1927 Harper & Brothers signs Aldous Huxley, who publishes his first book with the company, Text and Pretexts, in 1932. Harper later acquires the copyright to Huxley’s other books, including Brave New World, releasing its own edition of the classic in 1934.
1956 Harper & Brothers publishes Profiles in Courage by John F. Kennedy, which wins the Pulitzer Prize in 1957.
1958 Collins publishes the first English translation of Doctor Zhivago by Boris Pasternak, winner of the Nobel Prize for Literature.
1970 Harper & Row publishes the first English translation of One Hundred Years of Solitude by Gabriel García Márquez. Gárcia Márquez goes on to win the Nobel Prize for Literature in 1982, and the novel sells more than 20 million copies.
1973 Collins secures the rights to Soviet dissident Alexander Solzhenitsyn’s The Gulag Archipelago.
2012 Bring Up the Bodies by Hilary Mantel, published by HarperCollins in the U.K., wins the Man Booker Prize. Mantel becomes the first woman ever to win the prize twice, having first won for Wolf Hall in 2009.
Mark Twain & Herman Melville
Harper & Brothers’ relationship with Mark Twain did not get off to an auspicious start. His first submission to Harper’s New Monthly Magazine, “Forty-Three Days in an Open Boat,” was published in the December 1866 issue. It contained no byline and was later attributed to Mark Swain because Twain had not written his name clearly on the manuscript. Despite the rocky beginning, the Harper-Twain relationship went on until Twain’s death half a century later.
After Twain lost a fortune in his own failed self-publishing venture, he signed a contract with Harper in 1895 that gave the publisher rights to multiple titles, offering a royalty of 15%–20% on works such as Huckleberry Finn, Joan of Arc, and Tom Sawyer Abroad. Harper & Brothers nearly lost Twain when it entered bankruptcy in 1899, but Twain signed a contract that gave Harper & Brothers rights to all future works. This agreement helped to rebuild public confidence in the firm and consolidated Twain’s work with one publisher.

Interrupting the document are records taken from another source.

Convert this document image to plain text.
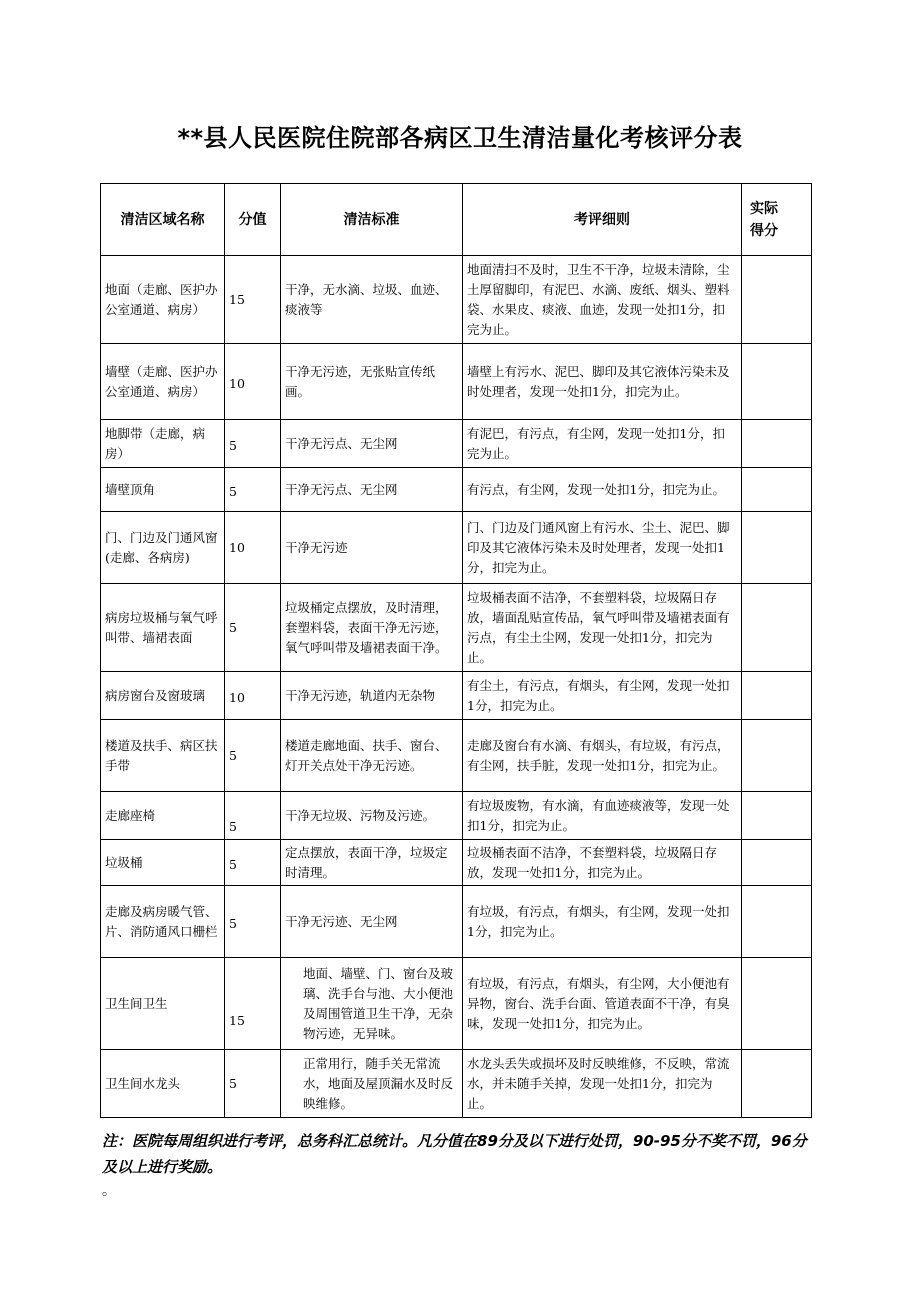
**县人民医院住院部各病区卫生清洁量化考核评分表
清洁区域名称	分值	清洁标准	考评细则	实际
得分
地面（走廊、医护办公室通道、病房）	15	干净，无水滴、垃圾、血迹、痰液等	地面清扫不及时，卫生不干净，垃圾未清除，尘土厚留脚印，有泥巴、水滴、废纸、烟头、塑料袋、水果皮、痰液、血迹，发现一处扣1分，扣完为止。	
墙壁（走廊、医护办公室通道、病房）	10	干净无污迹，无张贴宣传纸画。	墙壁上有污水、泥巴、脚印及其它液体污染未及时处理者，发现一处扣1分，扣完为止。	
地脚带（走廊，病房）	5	干净无污点、无尘网	有泥巴，有污点，有尘网，发现一处扣1分，扣完为止。	
墙壁顶角	5	干净无污点、无尘网	有污点，有尘网，发现一处扣1分，扣完为止。	
门、门边及门通风窗(走廊、各病房)	10	干净无污迹	门、门边及门通风窗上有污水、尘土、泥巴、脚印及其它液体污染未及时处理者，发现一处扣1分，扣完为止。	
病房垃圾桶与氧气呼叫带、墙裙表面	5	垃圾桶定点摆放，及时清理，套塑料袋，表面干净无污迹，氧气呼叫带及墙裙表面干净。	垃圾桶表面不洁净，不套塑料袋，垃圾隔日存放，墙面乱贴宣传品，氧气呼叫带及墙裙表面有污点，有尘土尘网，发现一处扣1分，扣完为止。	
病房窗台及窗玻璃	10	干净无污迹，轨道内无杂物	有尘土，有污点，有烟头，有尘网，发现一处扣1分，扣完为止。	
楼道及扶手、病区扶手带	5	楼道走廊地面、扶手、窗台、灯开关点处干净无污迹。	走廊及窗台有水滴、有烟头，有垃圾，有污点，有尘网，扶手脏，发现一处扣1分，扣完为止。	
走廊座椅	5	干净无垃圾、污物及污迹。	有垃圾废物，有水滴，有血迹痰液等，发现一处扣1分，扣完为止。	
垃圾桶	5	定点摆放，表面干净，垃圾定时清理。	垃圾桶表面不洁净，不套塑料袋，垃圾隔日存放，发现一处扣1分，扣完为止。	
走廊及病房暖气管、片、消防通风口栅栏	5	干净无污迹、无尘网	有垃圾，有污点，有烟头，有尘网，发现一处扣1分，扣完为止。	
卫生间卫生	15	地面、墙壁、门、窗台及玻璃、洗手台与池、大小便池及周围管道卫生干净，无杂物污迹，无异味。	有垃圾，有污点，有烟头，有尘网，大小便池有异物，窗台、洗手台面、管道表面不干净，有臭味，发现一处扣1分，扣完为止。	
卫生间水龙头	5	正常用行，随手关无常流水，地面及屋顶漏水及时反映维修。	水龙头丢失或损坏及时反映维修，不反映，常流水，并未随手关掉，发现一处扣1分，扣完为止。	
注：医院每周组织进行考评，总务科汇总统计。凡分值在89分及以下进行处罚，90-95分不奖不罚，96分及以上进行奖励。
。
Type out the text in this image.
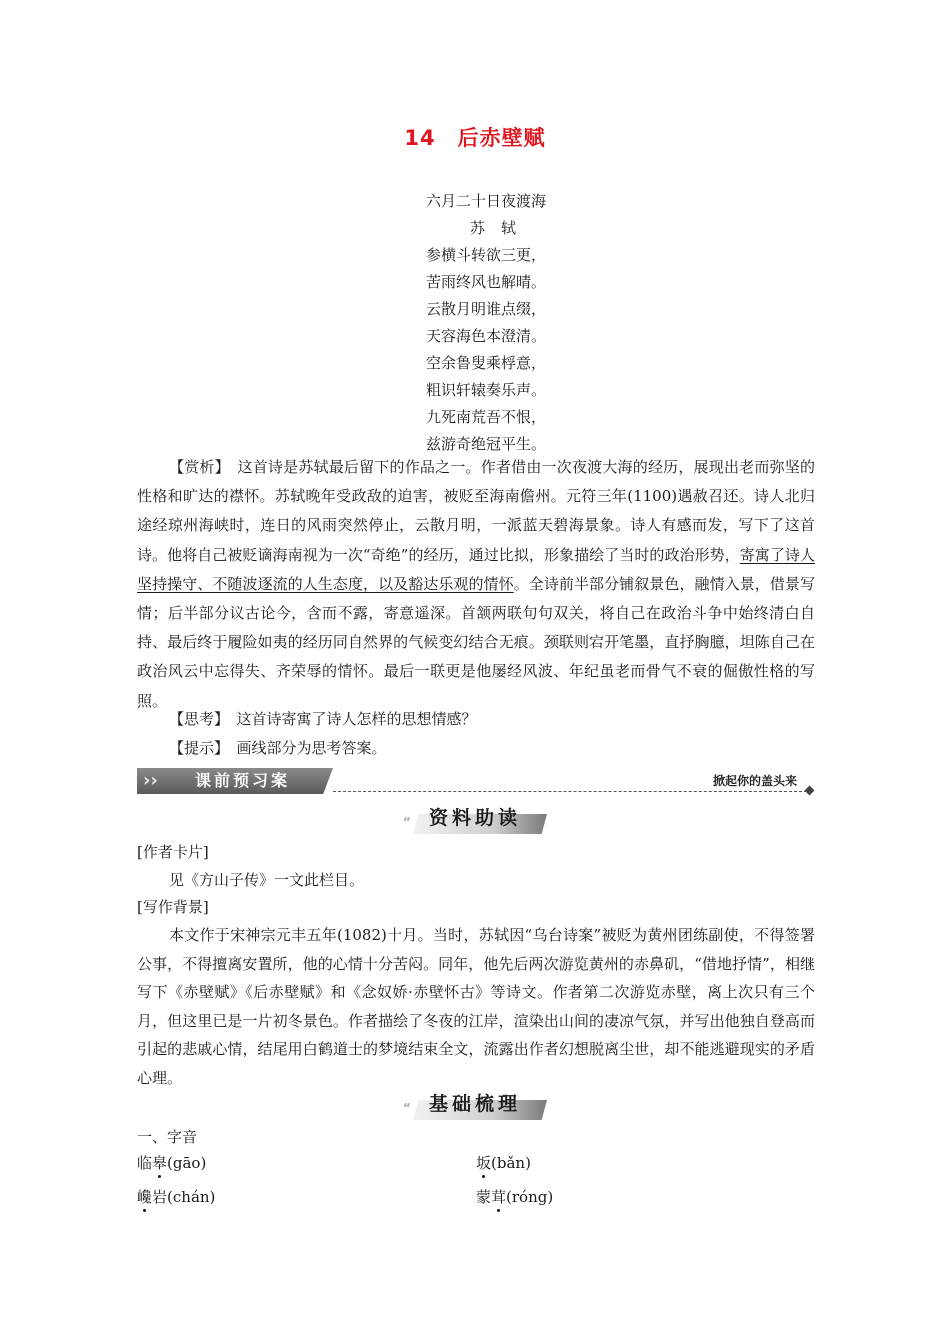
14　后赤壁赋
六月二十日夜渡海
苏 轼
参横斗转欲三更，
苦雨终风也解晴。
云散月明谁点缀，
天容海色本澄清。
空余鲁叟乘桴意，
粗识轩辕奏乐声。
九死南荒吾不恨，
兹游奇绝冠平生。
【赏析】　 这首诗是苏轼最后留下的作品之一。作者借由一次夜渡大海的经历，展现出老而弥坚的性格和旷达的襟怀。苏轼晚年受政敌的迫害，被贬至海南儋州。元符三年(1100)遇赦召还。诗人北归途经琼州海峡时，连日的风雨突然停止，云散月明，一派蓝天碧海景象。诗人有感而发，写下了这首诗。他将自己被贬谪海南视为一次“奇绝”的经历，通过比拟，形象描绘了当时的政治形势，寄寓了诗人坚持操守、不随波逐流的人生态度，以及豁达乐观的情怀。全诗前半部分铺叙景色，融情入景，借景写情；后半部分议古论今，含而不露，寄意遥深。首颔两联句句双关，将自己在政治斗争中始终清白自持、最后终于履险如夷的经历同自然界的气候变幻结合无痕。颈联则宕开笔墨，直抒胸臆，坦陈自己在政治风云中忘得失、齐荣辱的情怀。最后一联更是他屡经风波、年纪虽老而骨气不衰的倔傲性格的写照。
【思考】　 这首诗寄寓了诗人怎样的思想情感？
【提示】　 画线部分为思考答案。
›› 课前预习案	掀起你的盖头来
“ 资料助读
[作者卡片]
见《方山子传》一文此栏目。
[写作背景]
本文作于宋神宗元丰五年(1082)十月。当时，苏轼因“乌台诗案”被贬为黄州团练副使，不得签署公事，不得擅离安置所，他的心情十分苦闷。同年，他先后两次游览黄州的赤鼻矶，“借地抒情”，相继写下《赤壁赋》《后赤壁赋》和《念奴娇·赤壁怀古》等诗文。作者第二次游览赤壁，离上次只有三个月，但这里已是一片初冬景色。作者描绘了冬夜的江岸，渲染出山间的凄凉气氛，并写出他独自登高而引起的悲戚心情，结尾用白鹤道士的梦境结束全文，流露出作者幻想脱离尘世，却不能逃避现实的矛盾心理。
“ 基础梳理
一、字音
临皋(gāo)	坂(bǎn)
巉岩(chán)	蒙茸(róng)
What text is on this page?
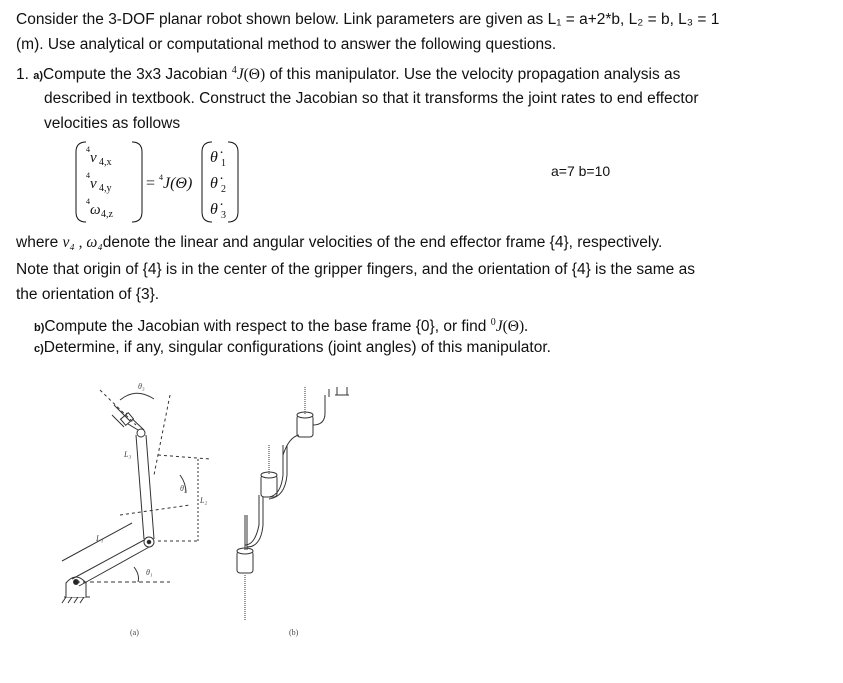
Consider the 3-DOF planar robot shown below. Link parameters are given as L₁ = a+2*b, L₂ = b, L₃ = 1
(m). Use analytical or computational method to answer the following questions.
1. a)Compute the 3x3 Jacobian $^4$J(Θ) of this manipulator. Use the velocity propagation analysis as
described in textbook. Construct the Jacobian so that it transforms the joint rates to end effector
velocities as follows
4
v 4,x
4
v 4,y
4
ω 4,z
= 4 J(Θ)
θ̇ 1
θ̇ 2
θ̇ 3
a=7 b=10
where v₄ , ω₄denote the linear and angular velocities of the end effector frame {4}, respectively.
Note that origin of {4} is in the center of the gripper fingers, and the orientation of {4} is the same as
the orientation of {3}.
b)Compute the Jacobian with respect to the base frame {0}, or find $^0$J(Θ).
c)Determine, if any, singular configurations (joint angles) of this manipulator.
θ₃
θ₂
θ₁
L₁
L₂
L₃
(a)	(b)
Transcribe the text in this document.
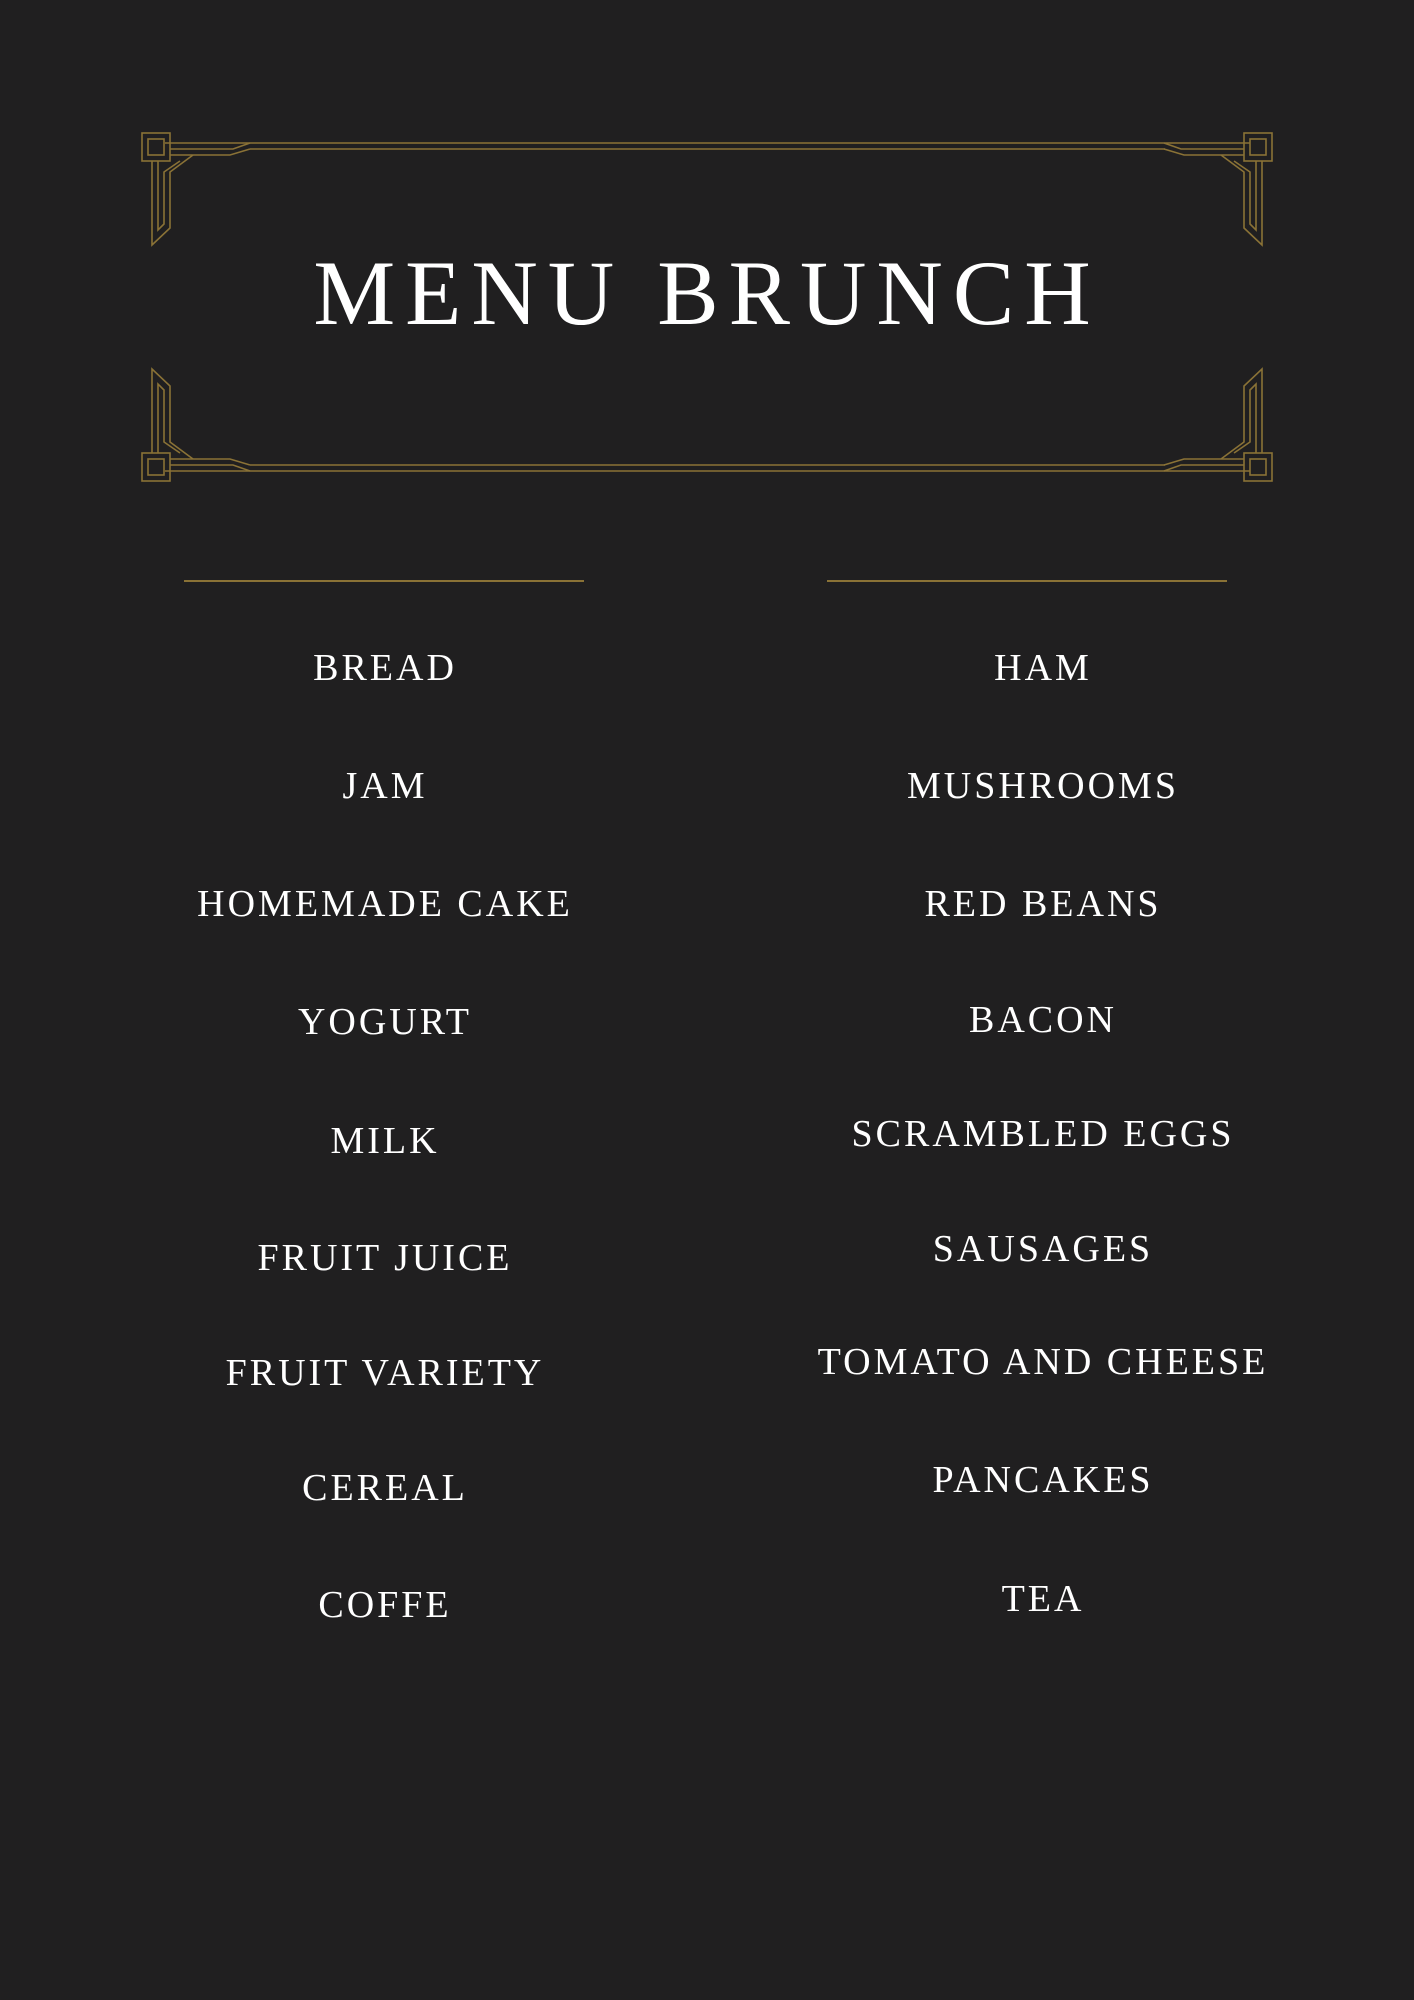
MENU BRUNCH
BREAD
JAM
HOMEMADE CAKE
YOGURT
MILK
FRUIT JUICE
FRUIT VARIETY
CEREAL
COFFE
HAM
MUSHROOMS
RED BEANS
BACON
SCRAMBLED EGGS
SAUSAGES
TOMATO AND CHEESE
PANCAKES
TEA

Harper & Brothers turned down Herman Melville’s first book, Typee: A Peep at Polynesian Life, and it was released to strong sales by another publisher. When that publisher balked at his next manuscript, the nonfiction Omoo, Melville moved to Harper. Melville wrote a series of books for Harper & Brothers that were well received, and he had some financial success.
But Melville’s most important work, Moby-Dick; or, the Whale, received stinging reviews at the time it was released and initial sales were modest. Despite the publisher’s efforts to champion a unique American voice, Melville didn’t earn critical acclaim in his lifetime. The centennial of his birth in 1919 brought newfound appreciation for his work, however. The previously unpublished Billy Budd emerged in 1924 and sold briskly along with the rest of his oeuvre, and Moby-Dick took its rightful place as a cornerstone of American letters.
1955 Collins acquires Harvill Press.
1962 Harper & Brothers merges with textbook publisher Row, Peterson & Co. to form Harper & Row.
1977 Harper & Row acquires T.Y. Crowell and its associated imprints.
1978 Harper & Row acquires J.B. Lippincott, which was founded in 1836 and published Harper Lee’s To Kill a Mockingbird in 1960.
1982 William Collins buys Granada.
1987 Harper & Row acquires Caedmon Records, the first publisher of spoken-word audio.
1987 News Corp. acquires Harper & Row.
1988 Harper & Row acquires Zondervan.
1989 News Corp. acquires Thorsons Publishing Group and William Collins, bringing together Collins, Harper & Row, Gower Publishing, Times Books, Bartholomew, and Angus & Robertson.
1990 Acquisition of Unwin Hyman brings J.R.R. Tolkien to Collins.
1999 HarperCollins acquires William Morrow, Avon, Ecco Press, and Amistad Press.
2000 HCUK acquires Fourth Estate.
2010 HCUK acquires Letts, Lonsdale, and Leckie & Leckie.
2011 HarperCollins acquires Thomas Nelson.
2014 HarperCollins acquires Harlequin.